May 1997
Since the moment when video recording was invented, many of the practices associated with it have been intimately tied to the recycling of mass media material and to the simulation of phenomena typical of media environments in order to reprocess information and procedures, and thus open the door to new ways of critical interrelating with mass media.
In the independent videographic production this reorientation in relation to the media inertia is a form of critical observation of the medium by itself, a demonstration of the capacity of video to develop itself on the margins of the industrial television web, locating itself without immediate mainstream referents. In this sense, the survival capacities of video depend on its iconoclastic potential, derived from its condition in the exile.
Media digestion has to do with the necessity of converting in constructive what was conceived a priori as only destined to seduce, distract, coming out of monumental power structures difficult to cancel or contest.
Media Digest 1 is a video program about the idea of media digestion, grouping together works related to the use of mass media materials and procedures. The program seeks to show a broad spectrum of points of view, historical and contemporary, from which it is possible to understand the mechanisms which articulate media and the directions that can be extracted from them in order to alter pre-established codes.
Nam June Paik y Jud Jalkut, Videotape Study #3. 4', 1967-1969. USA.
In the 70’s, the first attempts at critical observation of television were conditioned by the development of the initial recording formats. This historic piece by Nam June Paik must be understood within this context. It is a document on the relationship of “retro-alimentation” of video and television and the mechanisms used by the latter to filter and pixelate information.
Dara Birnbaum, Technology Transformation: Wonder Woman. 7', 1978-1979. USA.
Once technology had created the first recording standards, video attained a level of ease of management which allowed it to develop as a reflective mechanism returning altered media icons, contrasting the simulated object and the dark and sinister original. Exploring this development, in the late 70’s Dara Birnbaum created a classic piece, Technology Transformation: Wonder Woman, an intense reconsideration of the role of woman in the TV of the era, using fragments of the eponymous television series.
Klaus von Bruch, Das Duracell Band. 10', 1980. Germany.
Using the corporate image as an immediate reference, Klaus von Bruch radicalizes the basic schemes of media persuasion. In Das Duracell Band, Von Bruch uses video as a hammering mechanism, repeating the advertising images, in a loop only interrupted by brief fragments from war documentaries.
Rafael Montáñez Ortiz, The Kiss. 6', 1991. USA.
Formally similar to Von Bruch, in The Kiss, Rafael Montañez Ortiz creates an hypnotic, almost musical atmosphere from a brief film sequence from the 50’s, lengthened in the form of short loops which put off the climax or end of the action, and as such lenghten its original duration.

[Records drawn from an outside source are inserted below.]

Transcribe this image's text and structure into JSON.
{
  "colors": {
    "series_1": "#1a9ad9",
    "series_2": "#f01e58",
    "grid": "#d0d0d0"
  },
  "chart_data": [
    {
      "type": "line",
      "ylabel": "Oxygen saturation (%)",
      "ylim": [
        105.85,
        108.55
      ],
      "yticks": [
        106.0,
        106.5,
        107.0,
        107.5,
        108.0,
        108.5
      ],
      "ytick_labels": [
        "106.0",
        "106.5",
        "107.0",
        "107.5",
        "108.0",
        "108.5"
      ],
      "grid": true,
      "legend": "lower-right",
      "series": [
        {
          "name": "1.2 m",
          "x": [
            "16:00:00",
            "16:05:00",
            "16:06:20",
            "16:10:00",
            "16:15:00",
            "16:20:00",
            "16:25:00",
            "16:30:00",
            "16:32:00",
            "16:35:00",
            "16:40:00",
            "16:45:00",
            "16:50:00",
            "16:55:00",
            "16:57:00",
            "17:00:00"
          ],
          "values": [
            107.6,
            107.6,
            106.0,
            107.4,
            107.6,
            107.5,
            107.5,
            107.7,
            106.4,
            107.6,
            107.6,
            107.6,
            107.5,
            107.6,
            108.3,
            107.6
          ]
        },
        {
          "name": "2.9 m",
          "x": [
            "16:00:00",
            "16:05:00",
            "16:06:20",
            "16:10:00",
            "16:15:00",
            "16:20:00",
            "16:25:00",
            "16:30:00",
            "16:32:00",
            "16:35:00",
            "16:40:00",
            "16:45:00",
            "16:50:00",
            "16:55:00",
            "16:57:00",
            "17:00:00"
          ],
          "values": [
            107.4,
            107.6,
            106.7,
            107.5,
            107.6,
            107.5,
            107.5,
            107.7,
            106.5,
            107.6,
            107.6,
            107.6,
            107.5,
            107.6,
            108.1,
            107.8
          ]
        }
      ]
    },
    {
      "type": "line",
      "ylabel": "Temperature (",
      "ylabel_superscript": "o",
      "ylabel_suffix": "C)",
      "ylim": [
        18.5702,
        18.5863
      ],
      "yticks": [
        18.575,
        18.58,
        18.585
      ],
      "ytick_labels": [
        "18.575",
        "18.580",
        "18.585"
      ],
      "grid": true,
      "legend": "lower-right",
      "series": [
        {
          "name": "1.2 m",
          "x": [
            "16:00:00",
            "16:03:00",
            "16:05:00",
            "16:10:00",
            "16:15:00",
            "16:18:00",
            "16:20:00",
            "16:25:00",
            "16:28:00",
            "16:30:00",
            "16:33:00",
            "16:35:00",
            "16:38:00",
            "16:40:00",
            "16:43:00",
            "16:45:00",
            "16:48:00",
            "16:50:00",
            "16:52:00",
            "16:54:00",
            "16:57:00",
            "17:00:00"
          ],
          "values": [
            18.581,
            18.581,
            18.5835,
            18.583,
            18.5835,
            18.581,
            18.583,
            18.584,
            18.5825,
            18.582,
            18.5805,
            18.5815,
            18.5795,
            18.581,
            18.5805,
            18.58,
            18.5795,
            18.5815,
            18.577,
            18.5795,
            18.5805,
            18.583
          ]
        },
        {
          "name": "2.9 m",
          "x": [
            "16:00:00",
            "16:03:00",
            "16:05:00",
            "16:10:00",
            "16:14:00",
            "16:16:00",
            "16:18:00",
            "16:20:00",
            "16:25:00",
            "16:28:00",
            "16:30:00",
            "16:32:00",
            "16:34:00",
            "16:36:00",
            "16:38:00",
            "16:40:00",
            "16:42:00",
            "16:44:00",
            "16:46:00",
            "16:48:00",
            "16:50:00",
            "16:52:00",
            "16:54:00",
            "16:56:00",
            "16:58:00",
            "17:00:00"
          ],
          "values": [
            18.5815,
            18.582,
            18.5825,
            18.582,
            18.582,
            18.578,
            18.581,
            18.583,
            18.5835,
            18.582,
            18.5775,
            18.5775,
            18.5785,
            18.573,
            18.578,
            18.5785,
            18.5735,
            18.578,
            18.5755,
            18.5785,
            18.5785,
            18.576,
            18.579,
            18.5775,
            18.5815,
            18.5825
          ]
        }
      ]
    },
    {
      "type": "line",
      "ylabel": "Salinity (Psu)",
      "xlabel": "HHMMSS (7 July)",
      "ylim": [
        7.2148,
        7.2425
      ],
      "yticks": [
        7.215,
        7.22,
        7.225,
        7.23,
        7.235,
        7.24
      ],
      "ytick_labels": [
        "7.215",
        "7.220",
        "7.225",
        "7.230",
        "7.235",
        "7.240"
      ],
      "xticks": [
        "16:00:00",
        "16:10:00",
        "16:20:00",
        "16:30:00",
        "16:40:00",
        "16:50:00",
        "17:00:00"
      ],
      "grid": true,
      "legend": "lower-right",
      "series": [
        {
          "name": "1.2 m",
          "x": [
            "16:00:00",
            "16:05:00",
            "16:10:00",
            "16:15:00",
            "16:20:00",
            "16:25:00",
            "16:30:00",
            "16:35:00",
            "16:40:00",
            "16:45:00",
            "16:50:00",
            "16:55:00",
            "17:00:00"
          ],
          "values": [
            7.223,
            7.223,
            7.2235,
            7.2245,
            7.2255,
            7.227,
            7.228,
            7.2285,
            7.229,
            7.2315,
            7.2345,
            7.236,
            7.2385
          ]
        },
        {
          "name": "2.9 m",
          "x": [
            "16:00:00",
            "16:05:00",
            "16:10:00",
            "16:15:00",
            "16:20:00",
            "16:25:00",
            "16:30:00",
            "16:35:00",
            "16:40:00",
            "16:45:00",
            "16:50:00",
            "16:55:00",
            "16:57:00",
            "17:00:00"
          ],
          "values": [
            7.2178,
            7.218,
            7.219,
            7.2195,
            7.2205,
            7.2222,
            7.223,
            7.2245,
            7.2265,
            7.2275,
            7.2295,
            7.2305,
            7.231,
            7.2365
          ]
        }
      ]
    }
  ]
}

Matthias Müller, Home Stories. 6'. 1990. Germany.
In Home Stories, probably the best known piece by Matthias Müller, the artist uses parallel secuences (with the same central motif) played by classic Hollywood film actresses, to parody the obsessive atmosphere of the thriller.
Ron Rochelau, Dance of Death. 4', 1994. USA.
Also using thematically related extracts, Ron Rochelau reflects on the paradoxical treatment of violence, its manipulation by the media and the festive character it is given.
Nora Ligorano y Marshall Reese, The Bible Belt. 5', 1994. USA.
The Bible Belt fits into the category of the simulation of television genres. It is an ad selling the “Bible Belt”, a belt which holds a small, portable Bible. The Bible Belt is a part of a comprehensive project of the same name, which sets forth the integration of religion within the media spectacle.
Fernando Larraz, Sergio Brito y Juan F. Alemán, CAAMI. 3', 1995. Spain.
CAAMI sets up the relationship between the hermetic world of culture and the consumption of television, the sacred nature of the museum space and TV shopping, in a video infomercial about the Atlantic Center of Infatable Modern Art, a parody of the culture industry and the TV genre.
Craig Baldwin, Tribulation 1999: Alien Anomalies Under America. 55', 1994. USA.
As a finale for this Media Digest 1 we present a fundamental tape in the independent videographic production of the United States in the last few years. It deals with American paarnoia, collective fears and their media justificattions, through a fictional documentary of the hypothetical alien invasion of South America.